И вот уже мать рядом с ней. Со щек весь румянец страхом согнало. Глаза потемнели. И давай шлепать Дуню и по рукам, и ниже спины, и опять по рукам.

— На всю жизнь запомни… (И — шлеп! — по одной руке.) Волчье лыко это! (И — шлеп! — по другой руке.) Никогда не трогай… (И опять шлепок.) Глупая, несмышленая. (Куда попало лупила мать маленькую Дуню.) Притронешься — язвы пойдут. Волчье лыко это! Волчье лыко! Помереть от него можно…

Дуня вся изревелась, вся слезами облилась от этого материнского учения. Однако наука пошла ей впрок. Никогда больше не притронулась она к кусту, у которого такие душистые, такие красивые и такие страшные цветы. Не раз видела она волчье лыко. Видела весной, когда стоит в безлистом еще лесу нарядный куст, весь убранный сиреневыми цветами, — и тянет, и манит своей красотой. Но Дуня знала — только с виду кустик пригож. Обходила его и весной в пору цветения, и осенью, когда на нем созревали темно-красные крупные ягоды… Волчьи ягоды.

И вдруг такой тоской защемило у Дуни сердце. Прижать бы голову к теплому плечу матери, выплакать всю обиду. Только мать поймет и пожалеет. Пошепчет ей на ухо: «Ничего, доченька, перетерпи. Утри глаза да запомни: растет в лесу и волчье лыко. Что поделаешь!» Но матери рядом нет, а на глазах у Дуни ни одной слезинки. Глаза у нее суровые… Коли надо, и не такое она может перетерпеть. Но надо ли?

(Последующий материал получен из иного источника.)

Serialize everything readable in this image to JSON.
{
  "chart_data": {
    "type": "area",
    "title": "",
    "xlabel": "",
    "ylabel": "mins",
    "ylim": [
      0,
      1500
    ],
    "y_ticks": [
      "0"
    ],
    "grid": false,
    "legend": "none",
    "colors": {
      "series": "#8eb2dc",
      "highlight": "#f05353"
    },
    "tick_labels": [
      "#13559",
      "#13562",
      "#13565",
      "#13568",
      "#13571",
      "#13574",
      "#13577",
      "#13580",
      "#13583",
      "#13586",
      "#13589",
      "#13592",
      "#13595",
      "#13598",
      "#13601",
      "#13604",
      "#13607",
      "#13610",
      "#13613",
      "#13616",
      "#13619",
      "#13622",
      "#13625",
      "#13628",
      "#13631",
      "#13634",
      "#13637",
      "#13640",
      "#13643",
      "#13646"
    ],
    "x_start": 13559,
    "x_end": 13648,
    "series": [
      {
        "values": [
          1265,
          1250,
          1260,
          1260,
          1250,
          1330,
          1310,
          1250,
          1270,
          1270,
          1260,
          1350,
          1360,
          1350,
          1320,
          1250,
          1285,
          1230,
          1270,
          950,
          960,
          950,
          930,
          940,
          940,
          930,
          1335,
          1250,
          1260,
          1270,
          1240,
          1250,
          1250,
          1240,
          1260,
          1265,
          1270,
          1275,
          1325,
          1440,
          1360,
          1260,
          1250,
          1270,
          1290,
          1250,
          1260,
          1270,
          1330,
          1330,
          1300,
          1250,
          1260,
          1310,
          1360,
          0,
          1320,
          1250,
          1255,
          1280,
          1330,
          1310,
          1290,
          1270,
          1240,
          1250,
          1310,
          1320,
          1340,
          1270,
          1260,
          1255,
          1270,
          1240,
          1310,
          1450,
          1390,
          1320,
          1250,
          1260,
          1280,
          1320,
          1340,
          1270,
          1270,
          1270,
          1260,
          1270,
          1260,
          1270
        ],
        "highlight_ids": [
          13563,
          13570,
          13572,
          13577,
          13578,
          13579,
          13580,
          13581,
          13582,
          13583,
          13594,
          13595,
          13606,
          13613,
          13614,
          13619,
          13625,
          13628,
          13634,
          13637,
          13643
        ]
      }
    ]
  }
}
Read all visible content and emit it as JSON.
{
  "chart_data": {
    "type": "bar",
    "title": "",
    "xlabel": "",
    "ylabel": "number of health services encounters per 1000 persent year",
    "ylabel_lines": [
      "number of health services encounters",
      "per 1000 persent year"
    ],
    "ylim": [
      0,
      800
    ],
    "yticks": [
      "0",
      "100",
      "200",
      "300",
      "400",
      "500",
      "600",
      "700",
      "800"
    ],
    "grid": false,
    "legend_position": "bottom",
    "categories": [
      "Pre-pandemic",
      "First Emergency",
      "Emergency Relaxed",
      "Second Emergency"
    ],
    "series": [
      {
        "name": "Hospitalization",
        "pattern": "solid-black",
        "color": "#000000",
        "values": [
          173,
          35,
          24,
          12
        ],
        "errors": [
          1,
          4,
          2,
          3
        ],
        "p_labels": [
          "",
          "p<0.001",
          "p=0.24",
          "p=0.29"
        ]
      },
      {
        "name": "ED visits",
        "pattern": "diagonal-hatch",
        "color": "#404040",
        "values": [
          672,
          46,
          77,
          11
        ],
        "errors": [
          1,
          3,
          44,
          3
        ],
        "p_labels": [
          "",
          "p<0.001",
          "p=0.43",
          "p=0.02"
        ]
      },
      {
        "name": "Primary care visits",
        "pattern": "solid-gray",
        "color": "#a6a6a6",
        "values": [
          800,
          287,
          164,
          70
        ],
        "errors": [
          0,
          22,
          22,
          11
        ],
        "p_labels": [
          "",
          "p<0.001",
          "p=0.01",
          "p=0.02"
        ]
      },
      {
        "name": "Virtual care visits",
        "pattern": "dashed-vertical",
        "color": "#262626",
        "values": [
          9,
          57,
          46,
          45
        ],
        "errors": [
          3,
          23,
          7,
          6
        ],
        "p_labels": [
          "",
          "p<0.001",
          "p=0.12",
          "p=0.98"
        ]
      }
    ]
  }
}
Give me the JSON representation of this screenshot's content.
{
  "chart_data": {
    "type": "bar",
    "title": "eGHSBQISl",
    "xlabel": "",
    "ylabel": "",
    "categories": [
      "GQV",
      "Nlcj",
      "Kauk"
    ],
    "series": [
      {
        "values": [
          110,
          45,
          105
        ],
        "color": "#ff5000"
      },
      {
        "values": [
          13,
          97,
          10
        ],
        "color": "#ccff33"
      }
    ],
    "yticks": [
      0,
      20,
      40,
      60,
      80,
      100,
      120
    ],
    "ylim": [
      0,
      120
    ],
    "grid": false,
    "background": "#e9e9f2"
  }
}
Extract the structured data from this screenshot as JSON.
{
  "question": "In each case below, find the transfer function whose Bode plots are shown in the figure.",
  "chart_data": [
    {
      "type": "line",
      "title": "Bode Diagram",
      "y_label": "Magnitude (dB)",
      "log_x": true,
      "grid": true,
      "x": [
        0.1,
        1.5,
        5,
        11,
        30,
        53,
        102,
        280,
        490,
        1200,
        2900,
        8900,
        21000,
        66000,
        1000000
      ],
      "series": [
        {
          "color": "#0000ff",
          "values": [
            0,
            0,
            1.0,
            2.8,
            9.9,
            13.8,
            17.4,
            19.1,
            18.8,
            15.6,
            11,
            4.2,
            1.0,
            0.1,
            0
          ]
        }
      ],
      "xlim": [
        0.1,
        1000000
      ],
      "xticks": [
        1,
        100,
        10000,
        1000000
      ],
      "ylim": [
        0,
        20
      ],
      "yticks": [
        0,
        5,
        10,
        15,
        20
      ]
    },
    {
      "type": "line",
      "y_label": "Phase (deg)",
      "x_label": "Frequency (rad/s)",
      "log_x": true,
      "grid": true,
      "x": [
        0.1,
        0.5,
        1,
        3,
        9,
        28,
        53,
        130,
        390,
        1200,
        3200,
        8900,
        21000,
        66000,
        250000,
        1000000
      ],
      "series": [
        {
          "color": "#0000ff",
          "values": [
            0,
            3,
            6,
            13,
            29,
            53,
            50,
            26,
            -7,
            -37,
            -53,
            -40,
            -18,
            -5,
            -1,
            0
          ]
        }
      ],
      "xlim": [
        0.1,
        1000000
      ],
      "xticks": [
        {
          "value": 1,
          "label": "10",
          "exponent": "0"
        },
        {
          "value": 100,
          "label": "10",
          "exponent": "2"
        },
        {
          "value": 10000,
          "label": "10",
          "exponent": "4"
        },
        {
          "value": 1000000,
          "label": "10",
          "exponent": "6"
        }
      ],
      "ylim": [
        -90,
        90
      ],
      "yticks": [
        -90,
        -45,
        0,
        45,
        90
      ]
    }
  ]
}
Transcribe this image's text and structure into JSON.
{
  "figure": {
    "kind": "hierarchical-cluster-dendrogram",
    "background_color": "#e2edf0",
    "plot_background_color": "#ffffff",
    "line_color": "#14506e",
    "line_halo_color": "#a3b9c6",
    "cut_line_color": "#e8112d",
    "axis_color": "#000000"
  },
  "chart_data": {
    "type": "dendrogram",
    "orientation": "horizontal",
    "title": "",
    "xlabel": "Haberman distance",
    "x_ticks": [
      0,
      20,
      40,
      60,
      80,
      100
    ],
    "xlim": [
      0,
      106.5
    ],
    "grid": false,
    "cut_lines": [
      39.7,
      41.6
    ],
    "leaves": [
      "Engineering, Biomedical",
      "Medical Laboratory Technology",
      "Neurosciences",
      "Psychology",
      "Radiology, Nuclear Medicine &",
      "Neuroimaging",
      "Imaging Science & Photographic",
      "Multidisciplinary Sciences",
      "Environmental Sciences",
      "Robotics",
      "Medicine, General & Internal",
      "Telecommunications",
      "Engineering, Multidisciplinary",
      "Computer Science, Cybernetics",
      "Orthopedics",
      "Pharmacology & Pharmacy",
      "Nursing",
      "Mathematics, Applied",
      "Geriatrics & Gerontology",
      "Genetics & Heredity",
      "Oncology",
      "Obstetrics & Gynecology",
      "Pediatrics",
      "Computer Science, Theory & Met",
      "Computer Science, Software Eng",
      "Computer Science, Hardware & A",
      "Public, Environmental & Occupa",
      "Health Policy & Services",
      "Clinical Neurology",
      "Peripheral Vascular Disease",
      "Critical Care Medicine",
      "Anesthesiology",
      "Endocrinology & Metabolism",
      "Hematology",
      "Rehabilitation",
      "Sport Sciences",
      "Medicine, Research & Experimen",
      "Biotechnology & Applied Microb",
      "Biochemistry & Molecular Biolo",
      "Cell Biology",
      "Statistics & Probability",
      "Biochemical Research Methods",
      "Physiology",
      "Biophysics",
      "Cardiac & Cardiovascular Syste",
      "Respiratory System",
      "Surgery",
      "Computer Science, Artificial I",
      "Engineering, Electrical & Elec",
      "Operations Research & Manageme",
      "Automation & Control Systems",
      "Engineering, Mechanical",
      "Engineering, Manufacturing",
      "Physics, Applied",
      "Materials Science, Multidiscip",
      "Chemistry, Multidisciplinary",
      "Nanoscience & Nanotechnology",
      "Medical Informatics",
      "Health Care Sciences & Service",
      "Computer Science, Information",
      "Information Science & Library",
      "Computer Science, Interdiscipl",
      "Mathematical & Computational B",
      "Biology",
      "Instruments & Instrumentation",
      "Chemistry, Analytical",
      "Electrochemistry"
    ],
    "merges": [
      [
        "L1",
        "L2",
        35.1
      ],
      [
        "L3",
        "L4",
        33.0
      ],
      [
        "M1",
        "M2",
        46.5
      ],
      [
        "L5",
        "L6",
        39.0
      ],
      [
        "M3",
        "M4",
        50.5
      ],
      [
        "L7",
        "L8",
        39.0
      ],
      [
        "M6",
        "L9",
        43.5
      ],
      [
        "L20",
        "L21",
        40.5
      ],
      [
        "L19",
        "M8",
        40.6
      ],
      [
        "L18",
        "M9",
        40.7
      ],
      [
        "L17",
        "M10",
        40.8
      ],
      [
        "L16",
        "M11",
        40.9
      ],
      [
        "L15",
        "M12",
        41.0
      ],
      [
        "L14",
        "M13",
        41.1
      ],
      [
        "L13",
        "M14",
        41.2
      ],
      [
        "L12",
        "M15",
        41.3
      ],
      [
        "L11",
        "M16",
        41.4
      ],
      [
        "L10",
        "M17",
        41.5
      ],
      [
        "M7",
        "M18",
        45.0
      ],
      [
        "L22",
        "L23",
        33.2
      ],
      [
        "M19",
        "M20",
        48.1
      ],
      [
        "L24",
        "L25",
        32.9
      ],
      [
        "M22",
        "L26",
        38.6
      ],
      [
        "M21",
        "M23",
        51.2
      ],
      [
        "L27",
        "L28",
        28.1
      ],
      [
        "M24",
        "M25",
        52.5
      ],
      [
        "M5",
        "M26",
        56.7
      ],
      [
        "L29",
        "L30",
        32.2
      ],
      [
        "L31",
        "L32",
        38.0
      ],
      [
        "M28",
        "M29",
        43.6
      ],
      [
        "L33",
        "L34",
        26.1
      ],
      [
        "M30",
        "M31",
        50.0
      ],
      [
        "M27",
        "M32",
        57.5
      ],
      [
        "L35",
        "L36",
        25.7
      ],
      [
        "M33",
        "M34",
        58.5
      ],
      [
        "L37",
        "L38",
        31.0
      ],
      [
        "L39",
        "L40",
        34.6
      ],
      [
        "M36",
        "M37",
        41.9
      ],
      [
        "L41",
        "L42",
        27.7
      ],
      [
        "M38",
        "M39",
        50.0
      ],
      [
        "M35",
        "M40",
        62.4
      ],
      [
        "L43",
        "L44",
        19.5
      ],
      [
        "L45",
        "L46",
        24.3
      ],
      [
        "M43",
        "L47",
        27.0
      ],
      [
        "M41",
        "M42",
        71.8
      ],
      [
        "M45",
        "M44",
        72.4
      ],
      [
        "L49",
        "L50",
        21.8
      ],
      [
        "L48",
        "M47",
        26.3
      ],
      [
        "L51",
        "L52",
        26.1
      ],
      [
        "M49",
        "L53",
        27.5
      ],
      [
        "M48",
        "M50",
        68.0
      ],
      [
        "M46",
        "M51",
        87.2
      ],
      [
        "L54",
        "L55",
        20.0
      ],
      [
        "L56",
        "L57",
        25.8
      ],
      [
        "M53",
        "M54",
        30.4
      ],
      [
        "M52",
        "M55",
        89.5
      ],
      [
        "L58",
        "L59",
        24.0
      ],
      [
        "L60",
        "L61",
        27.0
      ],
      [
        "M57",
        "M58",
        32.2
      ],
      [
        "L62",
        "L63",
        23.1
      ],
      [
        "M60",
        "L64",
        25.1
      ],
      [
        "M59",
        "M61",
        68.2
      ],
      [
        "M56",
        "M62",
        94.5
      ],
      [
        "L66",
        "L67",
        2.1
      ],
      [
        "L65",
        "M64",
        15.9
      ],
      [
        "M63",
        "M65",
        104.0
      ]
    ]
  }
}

За окном, млея на солнце, покачиваются пышные цветы кипрея. А тут, в горнице, томительно жужжат мухи.

У входной двери щелкнул замок. Дуня насторожилась: неужто девушки уже воротились? Так быстро? Или незаметно для себя провела она возле окошка долгие часы?

В горницу ворвалась Матрена Сидоровна. Платок на волосах сбился. Тяжелая шаль с широких плеч сползла на спину. На Дуню уставился колючий, почти ненавидящий взгляд:

— Свалилась на мою голову… Дубина стоеросовая! Сбирайся, балда… Живее! Барин тебя требует.